Take a look back at your primary social channels and look at which posts got a lot of engagement, and which ones got very little. Take note of these and work more and less of each into your plan for next year. Make a plan to experiment with some posts that are a different spin on posts that worked really well. If there is any pattern to the posts that fell flat, either eliminate those posts or brainstorm some ways to improve them. Social is a great medium for experimentation, so it’s a good idea to come up with some test to run in the new year to find new ways to move the needle.
List hygiene is also important for the end of the year. For each social channel, take a look at who you are following and who is following you. Unfollow anyone you are following who really isn’t relevant to your industry or who you have noticed is either spammy or completely inactive. Take some time to think about any key people who you should be following but aren’t—new clients, prospects, industry influencers—and follow them.
Michael McCarthy, Account Executive
At the end of each year it is important to think about how you can improve for the coming year. On a personal level one thing that you can do is to implement at least three new things into your daily routine that will help you to achieve your goals for the coming year. A good way to determine what things you will implement is by first creating the following lists;
1. Create a list of all of your accomplishments. For each one take note of what it took on your part to achieve the accomplishment.

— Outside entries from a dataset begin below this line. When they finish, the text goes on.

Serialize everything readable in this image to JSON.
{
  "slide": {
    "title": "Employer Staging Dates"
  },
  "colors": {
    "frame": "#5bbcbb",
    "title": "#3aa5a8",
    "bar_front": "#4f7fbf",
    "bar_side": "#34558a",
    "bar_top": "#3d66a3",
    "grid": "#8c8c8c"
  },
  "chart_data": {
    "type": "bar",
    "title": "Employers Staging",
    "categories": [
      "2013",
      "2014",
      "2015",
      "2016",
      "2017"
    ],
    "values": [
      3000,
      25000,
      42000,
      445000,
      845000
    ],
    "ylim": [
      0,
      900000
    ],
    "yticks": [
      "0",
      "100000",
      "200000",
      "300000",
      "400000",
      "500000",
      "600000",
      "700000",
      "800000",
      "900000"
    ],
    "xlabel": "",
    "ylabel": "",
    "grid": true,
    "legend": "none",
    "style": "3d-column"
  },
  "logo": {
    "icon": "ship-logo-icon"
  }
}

2. Create a list of all of the things that you think could have gone better. What could you have done differently for each?
3. Create a list of your goals. What things are you hoping to achieve in the coming year?
Once you have these lists then you can start to think about what you will implement into your daily routine in order to achieve your goals. Pick at least three new things that you will implement into your daily routine. Then keep track of your daily activity metrics so that you can see if they are helping or not.